In an underdiscussed opinion from last week, Judge Richard J. Leon in the District Court of the District of Columbia issued a decision in League of Women Voters v. Harrington (once League of Women Voters v. Newby). This longstanding dispute traces back to 2016, when then-Director Brian Newby approved Kansas’s, Georgia’s, and Alabama’s requests to modify the “Federal Form” for voter registration to include proof of citizenship instructions for their states. (The legacy of this dispute also goes back to Arizona v. Inter Tribal Council of Arizona, Inc., a Supreme Court decision back in 2013, on the EAC’s authority and proof-of-citizenship on the Federal Form.)
The court found that under the Administrative Procedure Act, Newby’s decision was “arbitrary and capricious.” The National Voter Registration Act requires that the instructions on the Federal Form are “necessary to enable [States] to assess the eligibility of  applicant[s] and to administer voter registration and other parts of the election process.” The court found that Newby was “mistaken” in believing that he was not required to consider the “necessity” of the changes.
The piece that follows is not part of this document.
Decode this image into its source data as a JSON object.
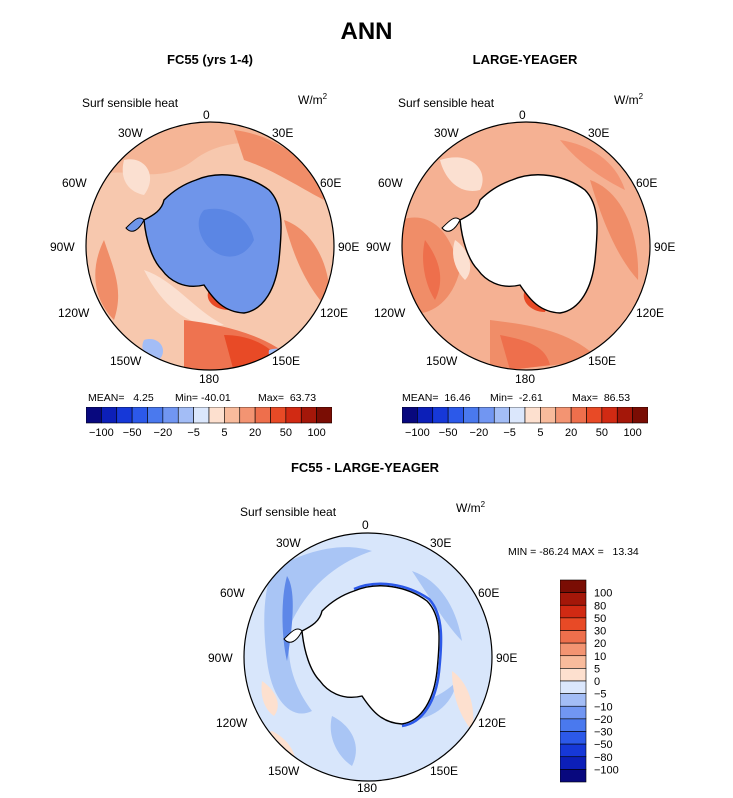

Without any belief he needed to consider the matter, he acted improperly. There’s some detail discussion about some of the constitutional issues at play (what I described back in 2014 as the “play in the joints” of the Election Clauses), but it’s a short and readable opinion.
There are a series of Tenth Circuit cases on Kansas’s saga after Inter Tribal on this matter. But the case is now sent back to the EAC (five years after the original decision) to consider Georgia’s and Alabama’s requests pursuant to the NVRA (to the extent they continue to seek state-specific instructions).